逆に、前提を整理しないまま様式だけ埋めようとすると、設置年月日や労働者数、労働保険番号などで迷いやすくなります。
設置後も雇用保険の手続きは続く
雇用保険適用事業所設置届は、事業所にとって最初の雇用保険手続きですが、これで雇用保険関係の事務がすべて終わるわけではありません。
その後は、新たに雇用保険の対象者を採用すれば資格取得届、退職すれば資格喪失届や必要に応じて離職証明書を提出します。
会社名や所在地などが変われば変更手続きが必要となり、事業所そのものを廃止する場合には廃止の手続きを行います。

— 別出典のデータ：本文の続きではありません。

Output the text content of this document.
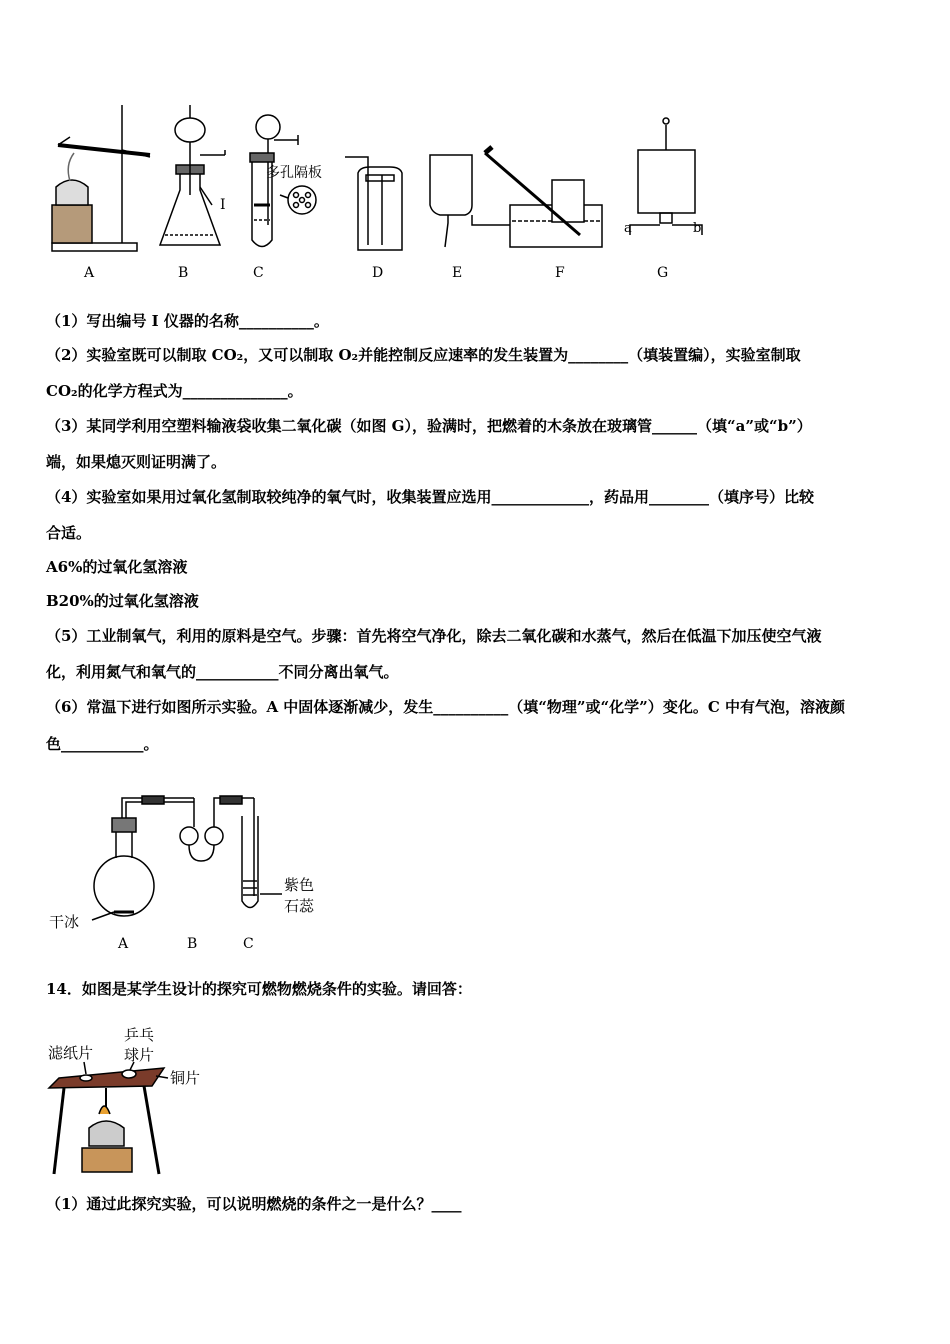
A	B	C	D	E	F	G
I
多孔隔板
a	b
（1）写出编号 I 仪器的名称__________。
（2）实验室既可以制取 CO₂，又可以制取 O₂并能控制反应速率的发生装置为________（填装置编），实验室制取
CO₂的化学方程式为______________。
（3）某同学利用空塑料输液袋收集二氧化碳（如图 G），验满时，把燃着的木条放在玻璃管______（填“a”或“b”）
端，如果熄灭则证明满了。
（4）实验室如果用过氧化氢制取较纯净的氧气时，收集装置应选用_____________，药品用________（填序号）比较
合适。
A6%的过氧化氢溶液
B20%的过氧化氢溶液
（5）工业制氧气，利用的原料是空气。步骤：首先将空气净化，除去二氧化碳和水蒸气，然后在低温下加压使空气液
化，利用氮气和氧气的___________不同分离出氧气。
（6）常温下进行如图所示实验。A 中固体逐渐减少，发生__________（填“物理”或“化学”）变化。C 中有气泡，溶液颜
色___________。
A	B	C
干冰
紫色
石蕊
14．如图是某学生设计的探究可燃物燃烧条件的实验。请回答：
滤纸片
乒乓
球片
铜片
（1）通过此探究实验，可以说明燃烧的条件之一是什么？____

また、労働保険については毎年度、前年度の確定保険料と新年度の概算保険料を申告する年度更新があります。
つまり、今回の設置届は「雇用保険の事業所管理を始める最初の手続き」です。
設置後に交付・返戻された書類や番号を適切に保存しておくことが、その後の労務管理をスムーズにする土台になります。
新規適用が完了したら、労働保険番号、雇用保険適用事業所番号、保険関係成立届の控え、雇用保険適用事業所設置届の控え、従業員の資格取得関係書類を一つの管理場所にまとめておくと便利です。

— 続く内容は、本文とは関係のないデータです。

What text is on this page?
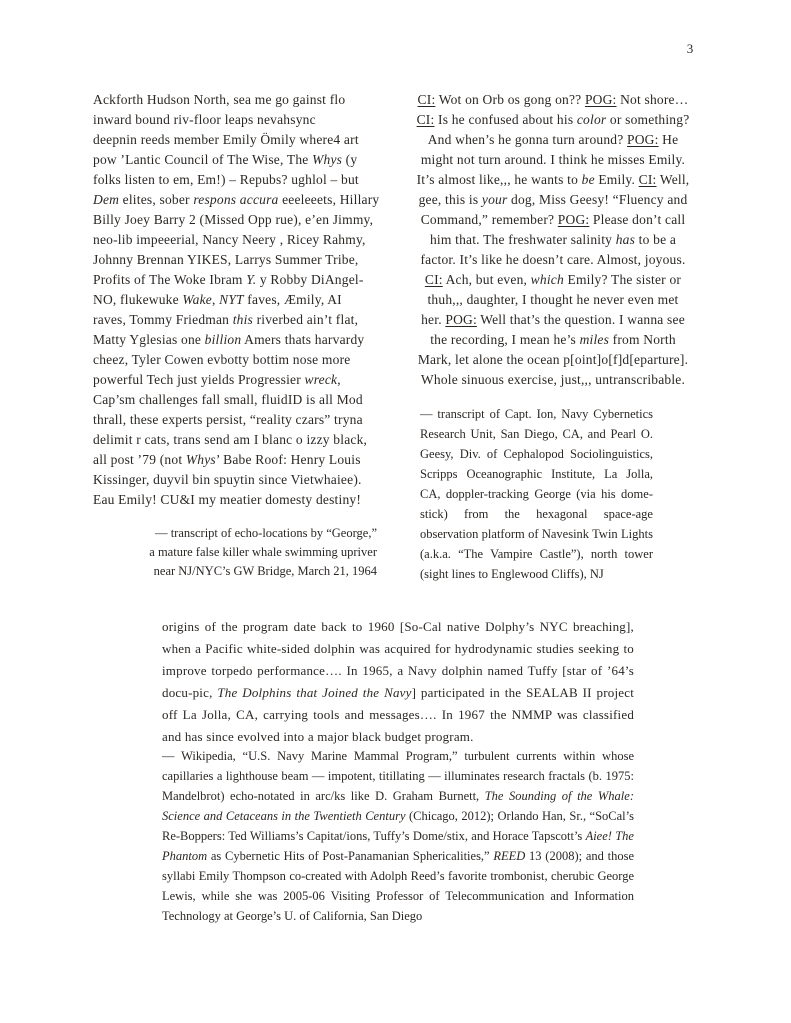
3
Ackforth Hudson North, sea me go gainst flo
inward bound riv-floor leaps nevahsync
deepnin reeds member Emily Ömily where4 art
pow ’Lantic Council of The Wise, The Whys (y
folks listen to em, Em!) – Repubs? ughlol – but
Dem elites, sober respons accura eeeleeets, Hillary
Billy Joey Barry 2 (Missed Opp rue), e’en Jimmy,
neo-lib impeeerial, Nancy Neery , Ricey Rahmy,
Johnny Brennan YIKES, Larrys Summer Tribe,
Profits of The Woke Ibram Y. y Robby DiAngel-
NO, flukewuke Wake, NYT faves, Æmily, AI
raves, Tommy Friedman this riverbed ain’t flat,
Matty Yglesias one billion Amers thats harvardy
cheez, Tyler Cowen evbotty bottim nose more
powerful Tech just yields Progressier wreck,
Cap’sm challenges fall small, fluidID is all Mod
thrall, these experts persist, “reality czars” tryna
delimit r cats, trans send am I blanc o izzy black,
all post ’79 (not Whys’ Babe Roof: Henry Louis
Kissinger, duyvil bin spuytin since Vietwhaiee).
Eau Emily! CU&I my meatier domesty destiny!
— transcript of echo-locations by “George,”
a mature false killer whale swimming upriver
near NJ/NYC’s GW Bridge, March 21, 1964
CI: Wot on Orb os gong on?? POG: Not shore…
CI: Is he confused about his color or something?
And when’s he gonna turn around? POG: He
might not turn around. I think he misses Emily.
It’s almost like,,, he wants to be Emily. CI: Well,
gee, this is your dog, Miss Geesy! “Fluency and
Command,” remember? POG: Please don’t call
him that. The freshwater salinity has to be a
factor. It’s like he doesn’t care. Almost, joyous.
CI: Ach, but even, which Emily? The sister or
thuh,,, daughter, I thought he never even met
her. POG: Well that’s the question. I wanna see
the recording, I mean he’s miles from North
Mark, let alone the ocean p[oint]o[f]d[eparture].
Whole sinuous exercise, just,,, untranscribable.
— transcript of Capt. Ion, Navy Cybernetics Research Unit, San Diego, CA, and Pearl O. Geesy, Div. of Cephalopod Sociolinguistics, Scripps Oceanographic Institute, La Jolla, CA, doppler-tracking George (via his dome-stick) from the hexagonal space-age observation platform of Navesink Twin Lights (a.k.a. “The Vampire Castle”), north tower (sight lines to Englewood Cliffs), NJ
origins of the program date back to 1960 [So-Cal native Dolphy’s NYC breaching], when a Pacific white-sided dolphin was acquired for hydrodynamic studies seeking to improve torpedo performance…. In 1965, a Navy dolphin named Tuffy [star of ’64’s docu-pic, The Dolphins that Joined the Navy] participated in the SEALAB II project off La Jolla, CA, carrying tools and messages…. In 1967 the NMMP was classified and has since evolved into a major black budget program.
— Wikipedia, “U.S. Navy Marine Mammal Program,” turbulent currents within whose capillaries a lighthouse beam — impotent, titillating — illuminates research fractals (b. 1975: Mandelbrot) echo-notated in arc/ks like D. Graham Burnett, The Sounding of the Whale: Science and Cetaceans in the Twentieth Century (Chicago, 2012); Orlando Han, Sr., “SoCal’s Re-Boppers: Ted Williams’s Capitat/ions, Tuffy’s Dome/stix, and Horace Tapscott’s Aiee! The Phantom as Cybernetic Hits of Post-Panamanian Sphericalities,” REED 13 (2008); and those syllabi Emily Thompson co-created with Adolph Reed’s favorite trombonist, cherubic George Lewis, while she was 2005-06 Visiting Professor of Telecommunication and Information Technology at George’s U. of California, San Diego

なお、雇用保険制度の取扱い、使用する様式、電子申請の方法、必要な添付書類などは、制度改正や行政運用によって変更される可能性があります。
正確な情報は公式サイトをご確認ください。
また、適用事業所に該当するか、採用した従業員が雇用保険の被保険者になるか、一元適用事業と二元適用事業のどちらに該当するかなどは、事業内容や実際の雇用関係によって個別判断が必要になることがあります。
特に、短時間労働者、役員兼務者、学生、同居親族、特殊な業種、複数事業所を運営する会社などでは、一般的なケースとは取扱いが異なることがあります。
届出の期限もありますので、判断が難しいまま手続きを止めてしまわず、管轄の行政機関や社会保険労務士へ早めに確認してください。
最終的な判断は専門家にご相談ください。